For discrete distributions, the pdf is also known as the probability mass function (pmf).

For an example, see Compute Bernoulli Distribution pdf.

### Cumulative Distribution Function

The cumulative distribution function (cdf) of the Bernoulli distribution is

`$F\left(x|p\right)=\left\{\begin{array}{c}1-p,\text{ }x=0\\ \text{ }1,\text{ }x=1\end{array}\text{\hspace{0.17em}}.$`

For an example, see Compute Bernoulli Distribution cdf.

### Descriptive Statistics

The mean of the Bernoulli distribution is p.

The variance of the Bernoulli distribution is p(1 – p).

### Examples

#### Compute Bernoulli Distribution pdf

The Bernoulli distribution is a special case of the binomial distribution, where `N = 1`. Use `binopdf` to compute the pdf of the Bernoulli distribution with the probability of success `0.75`.

```p = 0.75; x = 0:1; y = binopdf(0:1,1,p);```

Plot the pdf with bars of width `1`.

```figure bar(x,y,1) xlabel('Observation') ylabel('Probability')```

#### Compute Bernoulli Distribution cdf

The Bernoulli distribution is a special case of the binomial distribution, where `N = 1`. Use `binocdf` to compute the cdf of the Bernoulli distribution with the probability of success `0.75`.
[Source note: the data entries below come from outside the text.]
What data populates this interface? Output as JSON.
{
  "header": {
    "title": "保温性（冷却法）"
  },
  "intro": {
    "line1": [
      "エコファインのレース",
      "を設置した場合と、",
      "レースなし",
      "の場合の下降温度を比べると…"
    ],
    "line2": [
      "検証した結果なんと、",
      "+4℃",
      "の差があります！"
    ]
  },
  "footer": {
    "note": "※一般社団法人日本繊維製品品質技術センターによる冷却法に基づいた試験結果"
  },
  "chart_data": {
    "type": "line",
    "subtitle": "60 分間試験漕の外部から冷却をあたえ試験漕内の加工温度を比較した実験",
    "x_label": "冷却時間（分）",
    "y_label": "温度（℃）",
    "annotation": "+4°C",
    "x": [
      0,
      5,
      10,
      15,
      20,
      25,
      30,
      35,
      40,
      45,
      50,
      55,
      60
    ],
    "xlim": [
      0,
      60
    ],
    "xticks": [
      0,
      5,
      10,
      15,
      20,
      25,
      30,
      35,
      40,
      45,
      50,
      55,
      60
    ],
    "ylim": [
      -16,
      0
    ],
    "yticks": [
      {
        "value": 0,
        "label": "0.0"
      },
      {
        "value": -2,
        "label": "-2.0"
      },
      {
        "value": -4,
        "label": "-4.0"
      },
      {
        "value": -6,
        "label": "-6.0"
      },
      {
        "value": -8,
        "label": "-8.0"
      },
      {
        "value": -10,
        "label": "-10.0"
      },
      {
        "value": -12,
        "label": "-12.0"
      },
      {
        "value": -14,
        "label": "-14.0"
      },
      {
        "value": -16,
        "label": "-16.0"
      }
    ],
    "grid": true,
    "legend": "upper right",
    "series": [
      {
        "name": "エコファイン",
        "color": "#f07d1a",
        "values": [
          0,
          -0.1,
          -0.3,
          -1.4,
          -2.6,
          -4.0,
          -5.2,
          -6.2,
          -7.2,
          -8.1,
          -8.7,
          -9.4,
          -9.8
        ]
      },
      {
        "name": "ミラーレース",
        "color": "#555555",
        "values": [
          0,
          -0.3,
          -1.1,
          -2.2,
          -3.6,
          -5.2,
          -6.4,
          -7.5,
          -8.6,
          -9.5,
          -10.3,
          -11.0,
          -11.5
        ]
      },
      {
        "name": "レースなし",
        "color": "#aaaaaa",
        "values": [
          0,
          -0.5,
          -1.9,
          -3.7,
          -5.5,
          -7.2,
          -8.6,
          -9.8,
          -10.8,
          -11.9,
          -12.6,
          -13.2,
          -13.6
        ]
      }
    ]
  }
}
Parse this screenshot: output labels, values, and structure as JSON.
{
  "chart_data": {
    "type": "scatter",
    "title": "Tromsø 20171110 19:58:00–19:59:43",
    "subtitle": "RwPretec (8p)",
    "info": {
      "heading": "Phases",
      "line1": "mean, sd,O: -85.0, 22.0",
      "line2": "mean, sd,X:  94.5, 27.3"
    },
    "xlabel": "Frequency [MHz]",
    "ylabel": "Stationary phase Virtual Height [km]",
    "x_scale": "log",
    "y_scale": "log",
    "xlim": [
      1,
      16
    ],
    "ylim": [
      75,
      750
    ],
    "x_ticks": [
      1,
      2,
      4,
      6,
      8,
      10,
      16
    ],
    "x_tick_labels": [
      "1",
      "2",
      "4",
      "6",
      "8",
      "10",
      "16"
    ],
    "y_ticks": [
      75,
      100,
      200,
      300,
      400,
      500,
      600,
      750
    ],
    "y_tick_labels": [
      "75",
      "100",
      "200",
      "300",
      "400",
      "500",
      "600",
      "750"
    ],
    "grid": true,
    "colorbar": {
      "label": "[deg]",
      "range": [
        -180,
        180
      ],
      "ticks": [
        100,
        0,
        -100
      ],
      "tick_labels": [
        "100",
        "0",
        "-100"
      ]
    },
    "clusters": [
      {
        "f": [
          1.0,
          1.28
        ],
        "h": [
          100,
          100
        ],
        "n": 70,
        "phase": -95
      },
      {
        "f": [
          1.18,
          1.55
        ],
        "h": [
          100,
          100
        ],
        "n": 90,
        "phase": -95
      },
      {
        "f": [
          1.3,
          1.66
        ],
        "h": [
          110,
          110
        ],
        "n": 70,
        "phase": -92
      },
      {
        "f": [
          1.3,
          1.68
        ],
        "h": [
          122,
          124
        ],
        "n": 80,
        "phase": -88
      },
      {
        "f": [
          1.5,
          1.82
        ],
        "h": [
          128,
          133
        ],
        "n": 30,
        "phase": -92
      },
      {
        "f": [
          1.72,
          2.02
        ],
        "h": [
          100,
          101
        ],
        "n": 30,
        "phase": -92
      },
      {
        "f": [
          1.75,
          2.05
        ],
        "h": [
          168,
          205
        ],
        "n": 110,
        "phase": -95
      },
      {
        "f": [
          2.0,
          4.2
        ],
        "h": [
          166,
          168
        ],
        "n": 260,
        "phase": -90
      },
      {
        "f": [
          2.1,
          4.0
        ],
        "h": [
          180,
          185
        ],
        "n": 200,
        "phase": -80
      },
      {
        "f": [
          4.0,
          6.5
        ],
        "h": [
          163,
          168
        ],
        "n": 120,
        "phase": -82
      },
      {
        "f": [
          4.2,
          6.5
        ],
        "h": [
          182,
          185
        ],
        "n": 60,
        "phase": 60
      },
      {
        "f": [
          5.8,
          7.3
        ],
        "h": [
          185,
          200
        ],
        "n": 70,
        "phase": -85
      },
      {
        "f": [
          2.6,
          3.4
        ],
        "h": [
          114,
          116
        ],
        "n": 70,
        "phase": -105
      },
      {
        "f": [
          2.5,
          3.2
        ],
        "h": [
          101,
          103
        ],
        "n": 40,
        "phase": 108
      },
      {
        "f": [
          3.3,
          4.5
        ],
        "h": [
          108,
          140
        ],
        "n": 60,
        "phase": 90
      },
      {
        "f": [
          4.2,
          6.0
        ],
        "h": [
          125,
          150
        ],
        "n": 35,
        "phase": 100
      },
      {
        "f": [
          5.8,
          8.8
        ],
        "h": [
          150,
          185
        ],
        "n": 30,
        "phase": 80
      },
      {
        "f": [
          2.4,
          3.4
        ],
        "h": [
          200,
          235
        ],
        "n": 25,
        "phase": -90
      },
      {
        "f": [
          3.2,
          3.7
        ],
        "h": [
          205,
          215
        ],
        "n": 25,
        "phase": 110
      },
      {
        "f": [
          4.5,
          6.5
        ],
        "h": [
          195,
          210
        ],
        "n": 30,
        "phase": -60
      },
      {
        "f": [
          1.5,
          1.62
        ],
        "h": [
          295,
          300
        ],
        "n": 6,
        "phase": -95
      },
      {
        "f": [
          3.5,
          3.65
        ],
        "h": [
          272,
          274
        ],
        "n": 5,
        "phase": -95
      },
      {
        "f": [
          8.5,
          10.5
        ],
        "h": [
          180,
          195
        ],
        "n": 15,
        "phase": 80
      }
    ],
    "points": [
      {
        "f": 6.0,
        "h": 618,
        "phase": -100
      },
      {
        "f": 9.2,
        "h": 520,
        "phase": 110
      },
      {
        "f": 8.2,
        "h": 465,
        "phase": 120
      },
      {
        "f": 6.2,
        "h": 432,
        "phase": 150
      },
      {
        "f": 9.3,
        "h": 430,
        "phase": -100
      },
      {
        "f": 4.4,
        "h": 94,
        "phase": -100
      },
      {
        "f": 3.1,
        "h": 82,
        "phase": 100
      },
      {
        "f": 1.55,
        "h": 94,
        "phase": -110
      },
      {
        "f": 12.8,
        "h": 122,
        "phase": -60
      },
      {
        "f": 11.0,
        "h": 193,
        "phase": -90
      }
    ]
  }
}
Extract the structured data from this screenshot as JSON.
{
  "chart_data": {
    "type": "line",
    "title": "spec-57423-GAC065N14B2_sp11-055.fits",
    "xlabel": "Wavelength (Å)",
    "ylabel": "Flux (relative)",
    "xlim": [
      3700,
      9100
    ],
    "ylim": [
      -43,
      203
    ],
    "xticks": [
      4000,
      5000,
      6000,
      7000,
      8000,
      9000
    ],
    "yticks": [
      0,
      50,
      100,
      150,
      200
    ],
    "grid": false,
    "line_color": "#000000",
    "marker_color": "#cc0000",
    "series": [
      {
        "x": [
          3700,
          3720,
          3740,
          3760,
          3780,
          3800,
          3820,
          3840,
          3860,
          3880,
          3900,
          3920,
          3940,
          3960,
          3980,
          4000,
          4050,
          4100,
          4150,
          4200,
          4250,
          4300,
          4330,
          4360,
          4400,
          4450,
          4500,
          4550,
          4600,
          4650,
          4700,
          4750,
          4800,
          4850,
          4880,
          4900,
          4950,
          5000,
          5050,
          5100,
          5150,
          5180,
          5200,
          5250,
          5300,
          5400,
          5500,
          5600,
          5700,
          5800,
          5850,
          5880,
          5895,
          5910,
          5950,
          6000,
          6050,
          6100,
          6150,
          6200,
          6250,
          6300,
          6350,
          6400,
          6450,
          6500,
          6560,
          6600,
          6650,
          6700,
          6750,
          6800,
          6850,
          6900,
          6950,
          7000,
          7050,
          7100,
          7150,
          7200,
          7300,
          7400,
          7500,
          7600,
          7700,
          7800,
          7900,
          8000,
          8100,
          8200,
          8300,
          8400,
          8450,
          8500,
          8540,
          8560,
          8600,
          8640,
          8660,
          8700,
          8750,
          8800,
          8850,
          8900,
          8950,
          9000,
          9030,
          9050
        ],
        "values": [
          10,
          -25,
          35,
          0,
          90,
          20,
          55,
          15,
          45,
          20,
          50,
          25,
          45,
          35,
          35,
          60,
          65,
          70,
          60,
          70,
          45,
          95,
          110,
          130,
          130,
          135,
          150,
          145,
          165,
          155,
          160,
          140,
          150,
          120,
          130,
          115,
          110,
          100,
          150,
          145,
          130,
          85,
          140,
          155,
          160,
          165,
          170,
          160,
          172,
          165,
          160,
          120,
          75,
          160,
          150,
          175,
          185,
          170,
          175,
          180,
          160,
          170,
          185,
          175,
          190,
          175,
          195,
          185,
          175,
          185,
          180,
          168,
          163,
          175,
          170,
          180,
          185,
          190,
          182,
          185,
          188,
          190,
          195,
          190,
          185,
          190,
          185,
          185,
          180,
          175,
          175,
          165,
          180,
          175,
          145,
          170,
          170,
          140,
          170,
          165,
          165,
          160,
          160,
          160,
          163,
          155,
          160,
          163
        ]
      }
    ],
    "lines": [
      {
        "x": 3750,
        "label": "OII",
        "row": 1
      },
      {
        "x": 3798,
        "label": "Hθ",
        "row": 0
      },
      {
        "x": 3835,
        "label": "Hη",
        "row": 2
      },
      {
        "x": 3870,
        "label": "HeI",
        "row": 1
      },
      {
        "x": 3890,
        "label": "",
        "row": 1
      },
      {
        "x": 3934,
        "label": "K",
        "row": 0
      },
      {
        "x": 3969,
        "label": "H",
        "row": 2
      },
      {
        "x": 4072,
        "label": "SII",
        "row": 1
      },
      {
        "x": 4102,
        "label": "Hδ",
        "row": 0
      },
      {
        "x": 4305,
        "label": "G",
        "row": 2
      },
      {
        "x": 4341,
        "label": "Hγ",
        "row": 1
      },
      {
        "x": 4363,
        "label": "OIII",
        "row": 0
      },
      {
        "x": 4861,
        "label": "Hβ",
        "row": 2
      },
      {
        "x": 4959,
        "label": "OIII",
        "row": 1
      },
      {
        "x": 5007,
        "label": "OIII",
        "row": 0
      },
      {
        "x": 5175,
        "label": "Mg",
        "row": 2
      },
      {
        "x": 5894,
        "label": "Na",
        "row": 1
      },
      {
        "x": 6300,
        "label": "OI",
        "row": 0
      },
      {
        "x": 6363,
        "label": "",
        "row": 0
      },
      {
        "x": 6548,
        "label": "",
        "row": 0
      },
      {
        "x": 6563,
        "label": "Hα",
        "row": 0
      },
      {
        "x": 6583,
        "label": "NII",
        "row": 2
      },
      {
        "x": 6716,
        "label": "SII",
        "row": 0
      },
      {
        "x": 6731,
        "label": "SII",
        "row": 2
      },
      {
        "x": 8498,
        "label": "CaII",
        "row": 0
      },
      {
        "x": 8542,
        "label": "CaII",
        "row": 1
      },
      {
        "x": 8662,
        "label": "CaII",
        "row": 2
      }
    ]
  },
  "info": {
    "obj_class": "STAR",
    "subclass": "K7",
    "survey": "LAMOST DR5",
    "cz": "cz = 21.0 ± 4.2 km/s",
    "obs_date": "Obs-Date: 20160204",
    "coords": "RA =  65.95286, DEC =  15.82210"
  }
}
```p = 0.75; y = binocdf(-1:2,1,p);```

Plot the cdf.

```figure stairs(-1:2,y) xlabel('Observation') ylabel('Cumulative Probability')```

### Related Distributions

• Binomial Distribution — The binomial distribution is a two-parameter discrete distribution that models the total number of successes in repeated Bernoulli trials. The Bernoulli distribution occurs as a binomial distribution with N = 1.

• Geometric Distribution — The geometric distribution is a one-parameter discrete distribution that models the total number of failures before the first success in repeated Bernoulli trials.

## References

[1] Abramowitz, Milton, and Irene A. Stegun, eds. Handbook of Mathematical Functions: With Formulas, Graphs, and Mathematical Tables. 9. Dover print.; [Nachdr. der Ausg. von 1972]. Dover Books on Mathematics. New York, NY: Dover Publ, 2013.

[2] Evans, Merran, Nicholas Hastings, and Brian Peacock. Statistical Distributions. 2nd ed. New York: J. Wiley, 1993.